It was accompanied, unsurprisingly, by calls for rule by Sharia in Egypt, as the fundamental aim of jihad in all its forms is the imposition of Islamic law. "Sit-in for Egyptian cleric from '93 NY attack," by Aya Batrawy for the Associated Press, September 11:
CAIRO (AP) — Around 100 Islamists protested Sunday near the U.S. Embassy in Cairo against the detention of Egyptian-born Sheik Omar Abdel-Rahman, serving a life sentence in the U.S. for a plot to blow up New York City landmarks.
Known as the "Blind Sheik," he was the spiritual leader of men convicted in the 1993 World Trade Center bombing.
Supporters of the 73 year-old sheik say they will not end their sit-in until he is repatriated to Egypt on humanitarian grounds.
Abdel-Rahman is diabetic and while in prison has waged hunger strikes and shunned his insulin.
Not only that, but he has tried to make himself sick by eating M&Ms while off of his insulin, knowing that if he dies in U.S. custody, his followers will want revenge.
His son, Mohamed, told reporters on the 10th anniversary of the 9/11 attacks that Abdel-Rahman was a victim of ousted President Hosni Mubarak's anti-Islamist policies, and that Mubarak's close ties to the U.S. helped ensure his arrest.
"He's arrested for being an Islamist and for speaking out about corruption and oppression under Mubarak," said the sheik's son.
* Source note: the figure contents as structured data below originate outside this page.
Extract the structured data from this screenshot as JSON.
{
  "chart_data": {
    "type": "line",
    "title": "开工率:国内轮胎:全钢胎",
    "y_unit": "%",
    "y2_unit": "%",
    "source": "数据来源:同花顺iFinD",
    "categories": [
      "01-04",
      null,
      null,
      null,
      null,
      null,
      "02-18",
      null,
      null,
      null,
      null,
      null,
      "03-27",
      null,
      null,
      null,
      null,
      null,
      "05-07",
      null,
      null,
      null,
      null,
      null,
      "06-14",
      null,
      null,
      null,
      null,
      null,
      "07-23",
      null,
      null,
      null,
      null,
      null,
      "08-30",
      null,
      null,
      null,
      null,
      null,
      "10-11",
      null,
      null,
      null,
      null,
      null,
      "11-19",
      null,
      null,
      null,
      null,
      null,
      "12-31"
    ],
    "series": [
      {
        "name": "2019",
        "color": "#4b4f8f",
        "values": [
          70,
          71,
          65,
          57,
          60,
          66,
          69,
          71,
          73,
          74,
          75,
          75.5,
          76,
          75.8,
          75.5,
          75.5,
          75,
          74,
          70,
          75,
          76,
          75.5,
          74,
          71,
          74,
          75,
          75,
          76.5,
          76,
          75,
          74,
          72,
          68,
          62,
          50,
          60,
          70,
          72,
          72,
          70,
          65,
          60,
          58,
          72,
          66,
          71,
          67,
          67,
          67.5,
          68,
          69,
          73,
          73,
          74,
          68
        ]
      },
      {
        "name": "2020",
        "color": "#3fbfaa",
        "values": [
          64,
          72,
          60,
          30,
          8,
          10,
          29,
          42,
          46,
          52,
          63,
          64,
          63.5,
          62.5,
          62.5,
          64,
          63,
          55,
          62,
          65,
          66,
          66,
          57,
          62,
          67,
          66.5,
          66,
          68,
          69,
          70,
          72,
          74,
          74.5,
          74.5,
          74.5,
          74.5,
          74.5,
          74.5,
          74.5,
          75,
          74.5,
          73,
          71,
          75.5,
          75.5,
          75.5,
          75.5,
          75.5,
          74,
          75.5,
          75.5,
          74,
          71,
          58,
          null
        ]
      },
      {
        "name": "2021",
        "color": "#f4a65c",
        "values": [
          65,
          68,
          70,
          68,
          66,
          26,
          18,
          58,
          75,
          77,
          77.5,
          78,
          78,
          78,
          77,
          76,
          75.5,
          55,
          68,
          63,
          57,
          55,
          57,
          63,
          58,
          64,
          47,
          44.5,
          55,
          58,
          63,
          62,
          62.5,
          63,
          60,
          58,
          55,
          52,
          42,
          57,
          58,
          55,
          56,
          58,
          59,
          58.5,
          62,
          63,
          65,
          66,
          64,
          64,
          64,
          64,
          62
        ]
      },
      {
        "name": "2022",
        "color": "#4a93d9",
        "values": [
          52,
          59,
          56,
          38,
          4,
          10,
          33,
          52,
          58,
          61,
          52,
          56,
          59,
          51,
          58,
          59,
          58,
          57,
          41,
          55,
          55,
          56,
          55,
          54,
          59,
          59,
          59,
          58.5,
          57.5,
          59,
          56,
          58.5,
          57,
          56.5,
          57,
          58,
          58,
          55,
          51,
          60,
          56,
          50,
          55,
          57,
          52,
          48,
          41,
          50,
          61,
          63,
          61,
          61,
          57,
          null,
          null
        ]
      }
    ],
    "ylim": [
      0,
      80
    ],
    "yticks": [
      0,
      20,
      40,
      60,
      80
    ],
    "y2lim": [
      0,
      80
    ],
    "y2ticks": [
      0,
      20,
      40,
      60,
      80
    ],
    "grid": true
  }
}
And a massive truck bomb under the World Trade Center. You forgot that part.
Sunday's gathering of conservative Muslims, many of whom are part of Gamaa Islamiya, or the "Islamic Group," would have been impossible under Mubarak. Also, it was near the heavily fortified concrete gates of the U.S. Embassy in Cairo.
The Gamaa Islamiya was a militant organization that fought the Mubarak regime in a bloody insurgency in the 1990s, seeking to establish an Islamic state in Egypt. Thousands of the group's members were arrested under Mubarak's nearly three-decade long rule.
Despite not receiving a permit to hold the sit-in — something which was required and seldomly granted under Mubarak — the group met with reporters and played video of the sheik's past remarks. Riot police drove by the protest in trucks but did not interfere.
Egyptian police, discredited and unable to fully take back the streets since the uprising, have been reluctant to crack down on unauthorized protests, fearing any altercation could lead to widespread clashes and re-ignite simmering tensions.
The only visible security presence in the area were the Egyptian security personnel who are stationed around the clock near the U.S. Embassy.
Posters in support of the sheik extended as far as a major street intersection behind two international hotels popular with tourists.
One large poster featured a picture of Abdel-Rahman wearing his trademark black sunglasses. It read: "Open sit-in to support imprisoned scholars and calls for their return to their countries."
The sheik's 56 year-old wife Aisha Mohamed said his followers view him as a pillar of defiance against Mubarak's policies, someone who "always speaks the truth, even when it's dangerous." She said she is the second of two wives and has eight children with him.
Supporter Aisha Hussein, who named her son after the sheik, was among a dozen women at the sit-in. She spoke in support of the sheik from behind an olive-green face veil.
She said she and her family were taking part in the sit-in to highlight Abdel-Rahman's calls for Egypt be a country that follows Islamic law, known as Sharia, rather than its current mostly secular system.
"We should start with the Quran and the Prophet Muhammad's ways. Then when people understand the religion and its core, we can begin to follow Sharia law," she said.